The words should have warmed her, but to her, they felt like scraps tossed from a table.
“Enough foryou,” she pointed out.
“Aye.” He nodded toward the dark shape of the castle ahead. “I am nae made for more. Whatever soft bits folks are meant to have, they were torn out between the day I left this place and the day I came back. The sea took the rest.”
“The sea?” she asked, watching him. “Or what men did to you on it?”
“Does it matter?” His voice sharpened. “It is gone either way.”
“It matters to me,” she insisted. “Your father made choices, and the pirates did too. If you put all the blame on the sea, then no one around you has to answer for anything.”
He glanced at her again, eyes darker now. “Ye think I need to forgive and forget?”
“No,” she said. “I think you should stop taking out your mistrust on the wrong people.”
They rode another stretch in silence.
The castle walls grew taller. She could see movement now, figures at the gate and a cart rolling toward the side entrance.
He exhaled. “It doesnae change what I have to give.
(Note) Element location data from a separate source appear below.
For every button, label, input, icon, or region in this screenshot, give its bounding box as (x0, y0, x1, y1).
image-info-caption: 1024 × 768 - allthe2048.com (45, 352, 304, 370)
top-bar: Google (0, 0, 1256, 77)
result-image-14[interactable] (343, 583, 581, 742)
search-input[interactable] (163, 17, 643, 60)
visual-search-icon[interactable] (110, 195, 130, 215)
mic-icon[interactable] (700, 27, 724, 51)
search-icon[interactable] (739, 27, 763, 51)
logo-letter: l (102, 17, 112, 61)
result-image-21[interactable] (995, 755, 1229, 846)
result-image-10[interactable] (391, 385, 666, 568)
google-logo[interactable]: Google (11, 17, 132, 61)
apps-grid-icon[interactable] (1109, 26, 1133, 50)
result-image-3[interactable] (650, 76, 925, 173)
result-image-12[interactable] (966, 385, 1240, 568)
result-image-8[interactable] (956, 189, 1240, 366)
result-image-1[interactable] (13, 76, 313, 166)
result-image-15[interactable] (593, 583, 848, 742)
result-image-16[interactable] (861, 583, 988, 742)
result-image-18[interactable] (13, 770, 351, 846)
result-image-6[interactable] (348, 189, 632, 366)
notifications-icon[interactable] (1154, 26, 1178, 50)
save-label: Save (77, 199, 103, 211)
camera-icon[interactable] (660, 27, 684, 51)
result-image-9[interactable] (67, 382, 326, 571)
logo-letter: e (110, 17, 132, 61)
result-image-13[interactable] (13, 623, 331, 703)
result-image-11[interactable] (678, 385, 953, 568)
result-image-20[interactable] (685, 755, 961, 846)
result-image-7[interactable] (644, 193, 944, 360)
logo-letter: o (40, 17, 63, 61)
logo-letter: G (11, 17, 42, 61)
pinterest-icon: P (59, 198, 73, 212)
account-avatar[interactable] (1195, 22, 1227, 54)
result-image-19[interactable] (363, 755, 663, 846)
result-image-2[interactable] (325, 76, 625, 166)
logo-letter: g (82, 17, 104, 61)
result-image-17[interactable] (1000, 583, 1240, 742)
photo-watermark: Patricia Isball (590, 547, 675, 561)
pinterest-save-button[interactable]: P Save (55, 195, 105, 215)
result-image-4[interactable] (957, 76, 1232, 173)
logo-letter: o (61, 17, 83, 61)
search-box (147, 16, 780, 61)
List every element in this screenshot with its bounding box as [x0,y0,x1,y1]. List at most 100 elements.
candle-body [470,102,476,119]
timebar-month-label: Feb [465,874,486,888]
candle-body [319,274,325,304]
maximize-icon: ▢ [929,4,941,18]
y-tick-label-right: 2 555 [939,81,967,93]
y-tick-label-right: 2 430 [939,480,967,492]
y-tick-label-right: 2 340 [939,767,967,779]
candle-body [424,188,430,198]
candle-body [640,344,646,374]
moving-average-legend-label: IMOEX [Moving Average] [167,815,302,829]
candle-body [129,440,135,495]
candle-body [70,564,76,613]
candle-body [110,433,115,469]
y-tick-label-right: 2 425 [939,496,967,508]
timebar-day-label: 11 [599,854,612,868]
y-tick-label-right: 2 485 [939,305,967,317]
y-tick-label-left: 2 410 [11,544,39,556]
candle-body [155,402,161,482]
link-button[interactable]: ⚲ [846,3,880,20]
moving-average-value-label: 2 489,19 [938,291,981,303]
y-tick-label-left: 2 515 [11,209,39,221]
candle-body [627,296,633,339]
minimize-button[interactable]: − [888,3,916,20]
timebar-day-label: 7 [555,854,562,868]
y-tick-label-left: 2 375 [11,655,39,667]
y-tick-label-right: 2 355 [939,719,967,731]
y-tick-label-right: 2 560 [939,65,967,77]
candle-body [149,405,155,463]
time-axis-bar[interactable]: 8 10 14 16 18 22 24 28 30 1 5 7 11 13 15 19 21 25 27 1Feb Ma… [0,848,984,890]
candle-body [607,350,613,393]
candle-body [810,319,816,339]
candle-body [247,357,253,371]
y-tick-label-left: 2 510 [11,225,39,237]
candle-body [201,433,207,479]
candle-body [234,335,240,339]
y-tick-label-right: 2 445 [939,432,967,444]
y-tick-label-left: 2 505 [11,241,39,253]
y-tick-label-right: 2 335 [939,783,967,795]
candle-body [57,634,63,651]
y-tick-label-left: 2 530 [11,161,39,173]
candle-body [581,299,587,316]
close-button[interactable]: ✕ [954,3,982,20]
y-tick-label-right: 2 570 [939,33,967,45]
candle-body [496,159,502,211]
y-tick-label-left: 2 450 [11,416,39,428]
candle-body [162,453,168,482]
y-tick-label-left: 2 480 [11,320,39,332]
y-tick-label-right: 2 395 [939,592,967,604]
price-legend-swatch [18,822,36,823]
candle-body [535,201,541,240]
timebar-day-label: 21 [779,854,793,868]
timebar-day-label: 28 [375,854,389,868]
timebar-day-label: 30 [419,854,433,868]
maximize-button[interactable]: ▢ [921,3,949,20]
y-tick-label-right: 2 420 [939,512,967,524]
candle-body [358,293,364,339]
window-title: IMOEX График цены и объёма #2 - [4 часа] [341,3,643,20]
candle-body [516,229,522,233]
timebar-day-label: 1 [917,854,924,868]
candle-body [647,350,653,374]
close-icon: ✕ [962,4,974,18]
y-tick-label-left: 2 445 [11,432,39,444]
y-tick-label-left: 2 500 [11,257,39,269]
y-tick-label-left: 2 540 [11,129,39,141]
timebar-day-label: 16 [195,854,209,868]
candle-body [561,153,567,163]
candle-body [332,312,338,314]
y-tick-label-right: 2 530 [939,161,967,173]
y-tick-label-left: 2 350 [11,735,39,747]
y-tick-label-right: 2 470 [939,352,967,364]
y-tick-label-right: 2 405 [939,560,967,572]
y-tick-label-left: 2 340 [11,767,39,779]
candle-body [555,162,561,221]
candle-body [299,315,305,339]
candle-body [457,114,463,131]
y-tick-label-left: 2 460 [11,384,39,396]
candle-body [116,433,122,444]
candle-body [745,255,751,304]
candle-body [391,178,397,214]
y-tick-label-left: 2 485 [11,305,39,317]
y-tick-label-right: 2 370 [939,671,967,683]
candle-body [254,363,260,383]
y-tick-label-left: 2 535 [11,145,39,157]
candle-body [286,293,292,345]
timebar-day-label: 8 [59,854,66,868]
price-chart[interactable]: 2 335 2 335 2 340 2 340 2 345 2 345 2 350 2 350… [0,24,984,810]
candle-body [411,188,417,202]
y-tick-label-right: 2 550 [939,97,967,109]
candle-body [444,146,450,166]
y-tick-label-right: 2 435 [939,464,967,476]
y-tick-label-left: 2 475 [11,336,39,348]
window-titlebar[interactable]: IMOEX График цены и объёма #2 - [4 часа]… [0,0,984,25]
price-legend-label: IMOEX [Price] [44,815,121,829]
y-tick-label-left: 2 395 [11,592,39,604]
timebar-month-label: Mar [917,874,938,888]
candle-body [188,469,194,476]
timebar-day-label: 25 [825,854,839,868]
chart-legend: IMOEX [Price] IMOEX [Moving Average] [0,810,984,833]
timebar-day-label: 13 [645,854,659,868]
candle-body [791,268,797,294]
Or what I daenae.”
She felt the last of that small, fragile hope from the road curl in on itself. “I see,” she muttered. “It must be very convenient to declare yourself incapable and be done with it.”
He frowned. “That is nae what I said.”
“No?” she said mildly. “You say you cannot trust. You say you cannot give more. You say it is finished. That sounds a great deal like a man closing a door and blaming the hinges.”
“Emma,” he warned.
She drew her cloak tighter around herself. The torches at the gate burned brighter as they drew nearer, yellow light licking at the stone.
“It is quite all right,” she said. “I understand what you are offering. Children, a home, and the opportunity to warm your bed. Nothing more.”
“That is nae nothing.”
It is not enough.
She did not say that, though. Instead, she straightened her back and exhaled. “Very well.”
They passed under the arch as the men at the gate dipped their heads, and stable boys moved forward to take the horses. Emma kept her face turned slightly away from him as they slowed, her mouth curved in something that might look like a faint, satisfied smile.
“I will see ye at the festival tomorrow,” she said, her tone light.
She swung down from the horse before he could answer, letting the groom’s steady hands guide her. Not once did she turn to look at him. Not until she walked through the big front doors.
She had had a glimpse into Logan’s soul. Their relationship has progressed to that level, and yet it wasn’t enough.